Thorsten Rees, Leiter des Kreismedienzentrums Konstanz, plädiert ebenfalls für Augenmaß. „Die Kinder werden nicht flächendeckend vor Tablets gesetzt“, macht er klar. Rees und sein Team beraten als Medienpädagogen die Grundschulen bei der Entwicklung des Medienplans. „Bei Medienbildung in Schulen geht es nicht um die exzessive Nutzung von Bildschirmen.“ Gleiches gilt für Lern-Apps. „Diese haben im Unterricht eine Relevanz von fünf Prozent.“
Bei den Schulen, die bereits Erfahrung damit hätten, würden die Tablets kreativ genutzt: Zum Fotografieren, Filmen und Schreiben. „An den Grundschulen findet Unterricht wie in den Neunziger Jahren statt, so als ob die Kinder sonst nicht in einer digital geprägten Welt unterwegs wären“, so Rees. „Wir müssen diese unterschiedlichen Positionen in Einklang bringen.“
Der DigitalPakt: Das steckt dahinter
- Die Idee: Mit dem DigitalPakt Schule wollen der Bund und die Länder die Leistungsfähigkeit der digitalen Bildungsinfrastruktur an Schulen stärken und so die Grundlagen zum Erwerb von digitalen Kompetenzen nachhaltig verbessern.
- So viel Geld gibt es: Von den fünf Milliarden Euro des Bundes werden etwa 650 Millionen Euro nach Baden-Württemberg fließen. Förderfähig sind der Aufbau oder die Verbesserung digitaler Infrastrukturen von Schulen. Das betrifft die digitale Vernetzung und Verkabelung im Schulgebäude und auf dem Schulgelände, WLAN, Displays und interaktive Tafeln, digitale Arbeitsgeräte, lokale schulische Serverlösungen und mobile Endgeräte, wie Laptops, Notebooks und Tablets. Die Beschaffung von Smartphones ist von der Förderung ausgeschlossen.
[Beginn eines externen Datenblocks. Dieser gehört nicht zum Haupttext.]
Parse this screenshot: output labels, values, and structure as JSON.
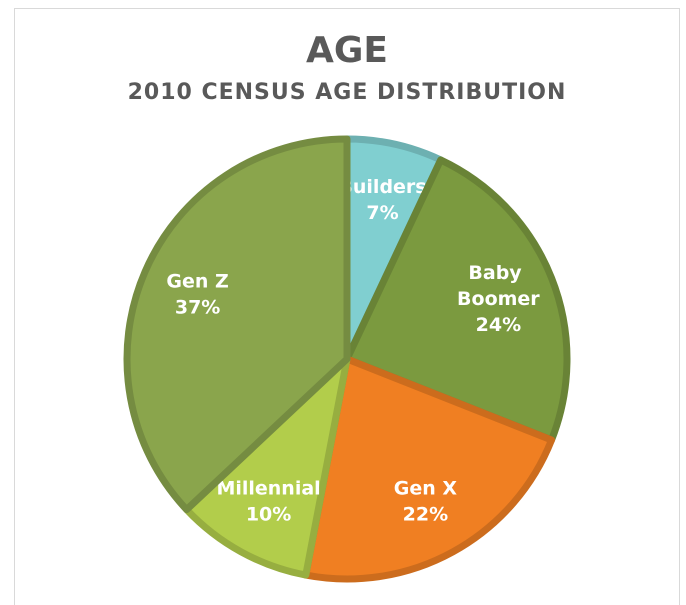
{
  "chart_data": {
    "type": "pie",
    "title": "AGE",
    "subtitle": "2010 CENSUS AGE DISTRIBUTION",
    "categories": [
      "Builders",
      "Baby Boomer",
      "Gen X",
      "Millennial",
      "Gen Z"
    ],
    "values": [
      7,
      24,
      22,
      10,
      37
    ],
    "value_labels": [
      "7%",
      "24%",
      "22%",
      "10%",
      "37%"
    ],
    "colors": [
      "#80cfd0",
      "#7b9a3f",
      "#f07f22",
      "#b2cd4b",
      "#8aa54c"
    ]
  }
}
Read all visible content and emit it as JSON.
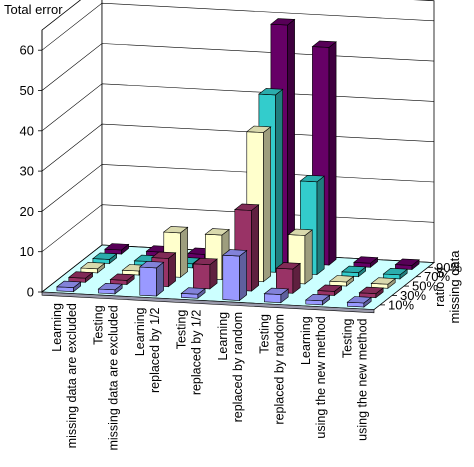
{
  "chart_data": {
    "type": "bar",
    "title": "",
    "zlabel": "Total error",
    "zticks": [
      0,
      10,
      20,
      30,
      40,
      50,
      60
    ],
    "zlim": [
      0,
      65
    ],
    "categories": [
      [
        "Learning",
        "missing data are excluded"
      ],
      [
        "Testing",
        "missing data are excluded"
      ],
      [
        "Learning",
        "replaced by 1/2"
      ],
      [
        "Testing",
        "replaced by 1/2"
      ],
      [
        "Learning",
        "replaced by random"
      ],
      [
        "Testing",
        "replaced by random"
      ],
      [
        "Learning",
        "using the new method"
      ],
      [
        "Testing",
        "using the new method"
      ]
    ],
    "depth_axis_label": [
      "ratio of",
      "missing data"
    ],
    "series": [
      {
        "name": "10%",
        "color": "#9999ff",
        "values": [
          1,
          1,
          7,
          1,
          11,
          2,
          1,
          1
        ]
      },
      {
        "name": "30%",
        "color": "#993366",
        "values": [
          1,
          1,
          7,
          6,
          20,
          6,
          1,
          1
        ]
      },
      {
        "name": "50%",
        "color": "#ffffcc",
        "values": [
          1,
          1,
          11,
          11,
          37,
          12,
          1,
          1
        ]
      },
      {
        "name": "70%",
        "color": "#33cccc",
        "values": [
          1,
          1,
          1,
          1,
          44,
          23,
          1,
          1
        ]
      },
      {
        "name": "90%",
        "color": "#660066",
        "values": [
          1,
          1,
          1,
          1,
          59,
          54,
          1,
          1
        ]
      }
    ],
    "grid": true,
    "floor_color": "#ccffff"
  }
}
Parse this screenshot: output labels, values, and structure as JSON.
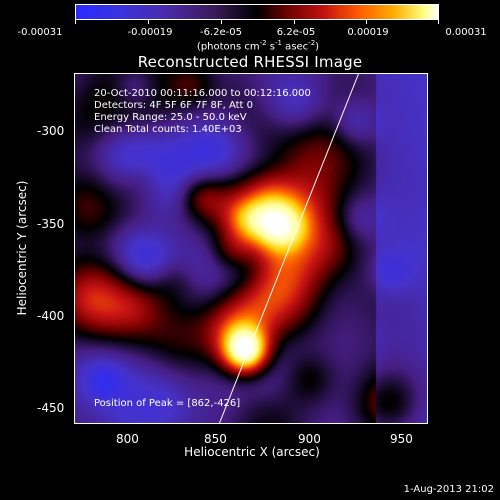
{
  "colorbar": {
    "ticks": [
      "-0.00031",
      "-0.00019",
      "-6.2e-05",
      "6.2e-05",
      "0.00019",
      "0.00031"
    ],
    "units_prefix": "(photons cm",
    "units_exp1": "-2",
    "units_mid": " s",
    "units_exp2": "-1",
    "units_mid2": " asec",
    "units_exp3": "-2",
    "units_suffix": ")"
  },
  "title": "Reconstructed RHESSI Image",
  "info": {
    "line1": "20-Oct-2010 00:11:16.000 to 00:12:16.000",
    "line2": "Detectors: 4F 5F 6F 7F 8F, Att 0",
    "line3": "Energy Range: 25.0 - 50.0 keV",
    "line4": "Clean     Total counts: 1.40E+03"
  },
  "peak_text": "Position of Peak = [862,-426]",
  "axes": {
    "xlabel": "Heliocentric X (arcsec)",
    "ylabel": "Heliocentric Y (arcsec)",
    "xticks": [
      "800",
      "850",
      "900",
      "950"
    ],
    "yticks": [
      "-300",
      "-350",
      "-400",
      "-450"
    ]
  },
  "timestamp": "1-Aug-2013 21:02",
  "colors": {
    "low": "#2a2aff",
    "mid_low": "#4a2aa8",
    "zero": "#000000",
    "mid_high": "#c01010",
    "high": "#ffb000",
    "peak": "#ffffff",
    "limb_line": "#ffffff"
  },
  "chart_data": {
    "type": "heatmap",
    "title": "Reconstructed RHESSI Image",
    "xlabel": "Heliocentric X (arcsec)",
    "ylabel": "Heliocentric Y (arcsec)",
    "xlim": [
      770,
      960
    ],
    "ylim": [
      -465,
      -275
    ],
    "color_range": [
      -0.00031,
      0.00031
    ],
    "peak_position": [
      862,
      -426
    ],
    "limb_line": [
      [
        848,
        -465
      ],
      [
        923,
        -275
      ]
    ]
  }
}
- Details zur Umsetzung: Die kommunalen Schulträger beteiligen sich mit 20 Prozent, wobei die Kofinanzierung den kommunalen Schulträgern zum Teil aus Landesmitteln refinanziert wird. Antragsvoraussetzungen: Betrieb und IT-Support müssen gesichert sein und ein Medienentwicklungsplan muss vorliegen. Dieser wird zusammen mit dem Landesmedienzentrum und dem Kreismedienzentrum entwickelt und umfasst eine Bestandsaufnahme der bestehenden und benötigten Ausstattung, ein technisch-pädagogisches Einsatzkonzept und eine bedarfsgerechte Fortbildungsplanung für die Lehrkräfte.